Leader System is a company based in Russia. The full title of the company is International Money Transfers System Leader (Система «Международные денежные переводы Лидер»). The company is headquartered in Moscow, Russia.

==History==
The International Money Transfers System Leader is an international operator of person-to-person money transfers. The Leader System was founded in April 2003. It provides money transferring services to persons without opening an account. Also it accepts payments for the services of various providers. There are over 130 000 locations in 130 countries worldwide in the geography of the Leader System. There are over 1000 service providers in Russia and CIS whose services the System Clients can pay for.

==Operations==
Leader System is among the top five funds transferring in Russia and CIS operators. The organizer of the Leader System is The Non-bank Credit Organization Joint Stock Company “Leader” (NCO JSC Leader, Moscow, Russia, Central Bank of Russian Federation license number 3304-K). Turnover of The Leader System is US$1.78 billion in 2009, US$2.3 billion in 2010 and US$1.15 billion within the first 6 months of 2011.

==Services==
Sending and receiving money transfers is the core of company’s services. The transfer is not strictly refer to a concrete bank-recipient, which means the transfer can be given out at any location in the receipt country. In order to forward money a Sender-Client presents funds at any Leader System location for transfer service, receives the Money Transfer Control Number (MTCN) from an operator and transmits it to the recipient. The natural person, a recipient, can come to any location, presenting the MTSN and a photo ID. The data proves correct, the operator gives out the money. The transfer is delivered instantly, taking 2–3 minutes. Besides paying out cash, a sum can be transferred to the Client’s bank account of the recipient. The Sender can monitor the transfer status online at the System website.

===Mobile transfers===
Service is available in Russia only. A Client can forward funds from his account at any of the three mobile operators – Beeline, Megafon or Smarts.

===Transfer Fees===
Fees differ based on originating and receiver countries and type of transfer.

===LEADER-Bonus===
All Leader System Client Card holders participate in Leader-Bonus loyalty program.

===Terminal processing===
Banks or agents connected to terminal processing of Leader System can accept payments for various providers. The leading mobile operators, internet and communal service providers, state institutions, travel agencies and airlines, as well as many others, are among them.

==Company management==
Chairman of the Board of Directors – Olga Vilkul.

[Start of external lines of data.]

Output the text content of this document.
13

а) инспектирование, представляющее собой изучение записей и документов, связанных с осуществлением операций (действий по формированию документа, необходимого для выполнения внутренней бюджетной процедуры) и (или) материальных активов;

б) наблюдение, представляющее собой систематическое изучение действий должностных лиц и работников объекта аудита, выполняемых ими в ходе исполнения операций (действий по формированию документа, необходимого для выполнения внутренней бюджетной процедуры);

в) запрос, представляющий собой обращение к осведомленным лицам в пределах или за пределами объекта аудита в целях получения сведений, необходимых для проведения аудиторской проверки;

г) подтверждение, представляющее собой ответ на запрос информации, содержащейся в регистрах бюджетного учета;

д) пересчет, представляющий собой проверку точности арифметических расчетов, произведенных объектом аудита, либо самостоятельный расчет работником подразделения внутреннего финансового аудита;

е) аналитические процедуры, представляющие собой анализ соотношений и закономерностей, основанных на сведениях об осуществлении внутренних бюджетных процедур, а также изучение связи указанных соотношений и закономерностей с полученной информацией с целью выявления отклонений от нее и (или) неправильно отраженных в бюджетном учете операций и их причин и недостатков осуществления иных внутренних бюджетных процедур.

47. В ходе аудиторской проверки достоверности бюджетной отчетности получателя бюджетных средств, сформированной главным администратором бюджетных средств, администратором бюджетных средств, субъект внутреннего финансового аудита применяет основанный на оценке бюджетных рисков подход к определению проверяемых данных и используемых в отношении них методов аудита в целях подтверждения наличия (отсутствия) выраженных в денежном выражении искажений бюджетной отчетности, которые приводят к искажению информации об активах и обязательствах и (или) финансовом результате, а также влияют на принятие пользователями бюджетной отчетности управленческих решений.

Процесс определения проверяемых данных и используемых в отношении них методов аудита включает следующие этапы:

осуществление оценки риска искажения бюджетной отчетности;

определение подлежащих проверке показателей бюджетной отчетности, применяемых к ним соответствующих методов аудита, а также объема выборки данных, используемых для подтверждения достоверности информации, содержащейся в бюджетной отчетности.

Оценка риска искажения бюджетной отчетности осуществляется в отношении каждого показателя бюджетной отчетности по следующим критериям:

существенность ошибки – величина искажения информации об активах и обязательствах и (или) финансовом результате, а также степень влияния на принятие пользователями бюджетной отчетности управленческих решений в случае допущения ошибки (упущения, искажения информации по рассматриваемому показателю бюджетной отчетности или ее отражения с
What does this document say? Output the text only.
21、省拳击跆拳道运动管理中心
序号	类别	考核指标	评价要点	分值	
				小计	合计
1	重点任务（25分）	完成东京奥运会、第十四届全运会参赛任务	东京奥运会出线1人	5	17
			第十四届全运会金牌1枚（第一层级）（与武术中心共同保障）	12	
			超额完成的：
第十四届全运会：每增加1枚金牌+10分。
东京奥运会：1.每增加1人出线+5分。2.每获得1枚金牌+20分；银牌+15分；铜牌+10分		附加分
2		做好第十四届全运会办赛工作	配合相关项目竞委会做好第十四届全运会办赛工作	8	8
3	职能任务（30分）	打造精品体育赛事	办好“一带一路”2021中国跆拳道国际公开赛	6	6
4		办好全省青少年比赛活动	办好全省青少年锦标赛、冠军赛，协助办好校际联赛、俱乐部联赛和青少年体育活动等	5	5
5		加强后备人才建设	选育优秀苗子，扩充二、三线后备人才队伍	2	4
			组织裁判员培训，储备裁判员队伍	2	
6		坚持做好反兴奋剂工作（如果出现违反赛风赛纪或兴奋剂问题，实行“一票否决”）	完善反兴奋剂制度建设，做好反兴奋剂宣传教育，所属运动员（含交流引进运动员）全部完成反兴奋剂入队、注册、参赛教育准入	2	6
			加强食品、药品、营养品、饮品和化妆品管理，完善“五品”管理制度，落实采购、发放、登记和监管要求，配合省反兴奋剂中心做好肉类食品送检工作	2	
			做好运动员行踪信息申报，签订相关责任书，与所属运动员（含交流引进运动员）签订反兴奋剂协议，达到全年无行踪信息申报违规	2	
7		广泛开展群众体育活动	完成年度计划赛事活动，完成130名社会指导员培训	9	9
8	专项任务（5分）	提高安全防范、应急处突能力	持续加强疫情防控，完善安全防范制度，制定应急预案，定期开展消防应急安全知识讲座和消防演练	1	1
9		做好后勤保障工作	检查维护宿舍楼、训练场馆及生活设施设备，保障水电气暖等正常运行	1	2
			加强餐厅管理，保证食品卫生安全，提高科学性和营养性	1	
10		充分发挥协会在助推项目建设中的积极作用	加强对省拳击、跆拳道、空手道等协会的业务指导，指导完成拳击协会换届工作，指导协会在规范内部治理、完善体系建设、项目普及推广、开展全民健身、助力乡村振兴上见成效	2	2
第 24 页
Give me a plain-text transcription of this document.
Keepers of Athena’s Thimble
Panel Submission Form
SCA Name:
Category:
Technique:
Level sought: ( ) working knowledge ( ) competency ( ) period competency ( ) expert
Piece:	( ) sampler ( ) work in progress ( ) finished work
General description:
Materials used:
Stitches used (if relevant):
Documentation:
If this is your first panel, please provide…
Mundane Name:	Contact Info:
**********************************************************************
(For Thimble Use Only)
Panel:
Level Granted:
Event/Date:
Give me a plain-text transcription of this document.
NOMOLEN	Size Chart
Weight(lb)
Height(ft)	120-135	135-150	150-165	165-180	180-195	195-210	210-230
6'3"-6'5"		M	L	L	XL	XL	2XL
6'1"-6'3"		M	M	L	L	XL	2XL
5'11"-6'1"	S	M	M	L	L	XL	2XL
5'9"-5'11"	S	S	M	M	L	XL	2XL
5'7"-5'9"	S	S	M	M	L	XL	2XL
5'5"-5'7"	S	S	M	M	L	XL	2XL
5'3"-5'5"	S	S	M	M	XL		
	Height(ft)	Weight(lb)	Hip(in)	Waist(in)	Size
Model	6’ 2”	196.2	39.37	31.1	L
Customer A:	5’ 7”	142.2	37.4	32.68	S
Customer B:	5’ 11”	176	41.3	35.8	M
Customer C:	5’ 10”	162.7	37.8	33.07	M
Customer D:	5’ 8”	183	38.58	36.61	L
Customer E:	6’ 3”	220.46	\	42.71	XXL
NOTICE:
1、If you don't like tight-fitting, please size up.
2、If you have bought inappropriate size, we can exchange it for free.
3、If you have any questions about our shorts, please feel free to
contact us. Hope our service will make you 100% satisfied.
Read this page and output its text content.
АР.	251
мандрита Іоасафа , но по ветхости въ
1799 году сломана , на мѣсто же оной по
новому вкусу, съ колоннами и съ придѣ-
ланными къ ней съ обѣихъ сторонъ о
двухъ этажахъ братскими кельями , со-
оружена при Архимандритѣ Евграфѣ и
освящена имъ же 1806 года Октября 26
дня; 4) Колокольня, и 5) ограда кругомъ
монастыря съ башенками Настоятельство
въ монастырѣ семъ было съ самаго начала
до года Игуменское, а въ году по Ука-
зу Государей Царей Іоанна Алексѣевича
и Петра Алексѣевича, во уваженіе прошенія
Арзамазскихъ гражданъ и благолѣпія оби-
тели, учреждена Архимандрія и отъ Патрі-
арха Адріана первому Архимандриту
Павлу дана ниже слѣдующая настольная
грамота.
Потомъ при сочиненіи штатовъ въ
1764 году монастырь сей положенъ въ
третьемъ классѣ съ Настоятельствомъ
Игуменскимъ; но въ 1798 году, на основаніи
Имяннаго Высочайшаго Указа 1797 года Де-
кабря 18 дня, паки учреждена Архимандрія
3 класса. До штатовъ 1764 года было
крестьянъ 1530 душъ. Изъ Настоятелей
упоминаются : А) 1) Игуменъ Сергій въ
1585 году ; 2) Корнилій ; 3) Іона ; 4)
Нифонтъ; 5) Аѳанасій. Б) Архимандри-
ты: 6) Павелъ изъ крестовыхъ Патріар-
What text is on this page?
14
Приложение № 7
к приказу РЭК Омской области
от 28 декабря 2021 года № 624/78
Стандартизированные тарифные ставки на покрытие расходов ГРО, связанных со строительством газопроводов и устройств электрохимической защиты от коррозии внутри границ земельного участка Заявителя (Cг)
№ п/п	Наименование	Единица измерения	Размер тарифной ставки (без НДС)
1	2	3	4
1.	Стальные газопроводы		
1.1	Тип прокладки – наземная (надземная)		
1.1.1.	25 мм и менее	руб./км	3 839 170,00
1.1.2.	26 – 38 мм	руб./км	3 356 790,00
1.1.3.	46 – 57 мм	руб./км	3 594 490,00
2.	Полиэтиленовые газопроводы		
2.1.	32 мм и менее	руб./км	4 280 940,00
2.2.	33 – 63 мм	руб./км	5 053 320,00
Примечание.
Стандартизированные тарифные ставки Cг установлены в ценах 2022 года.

==Participating in Associations==
Russian national association SWIFT, Association of Russian Banks (ARB)

==Awards==
“The best money transfer system of the North-Western federal region” in collaboration with People’s Republic of China on providing service to small- and medium-scale businesses. Laureate of the First International competition “Leader of Money Transfer Systems - 2011” (Ukraine) in the nomination of “Flexible loyalty systems for clients and banks”.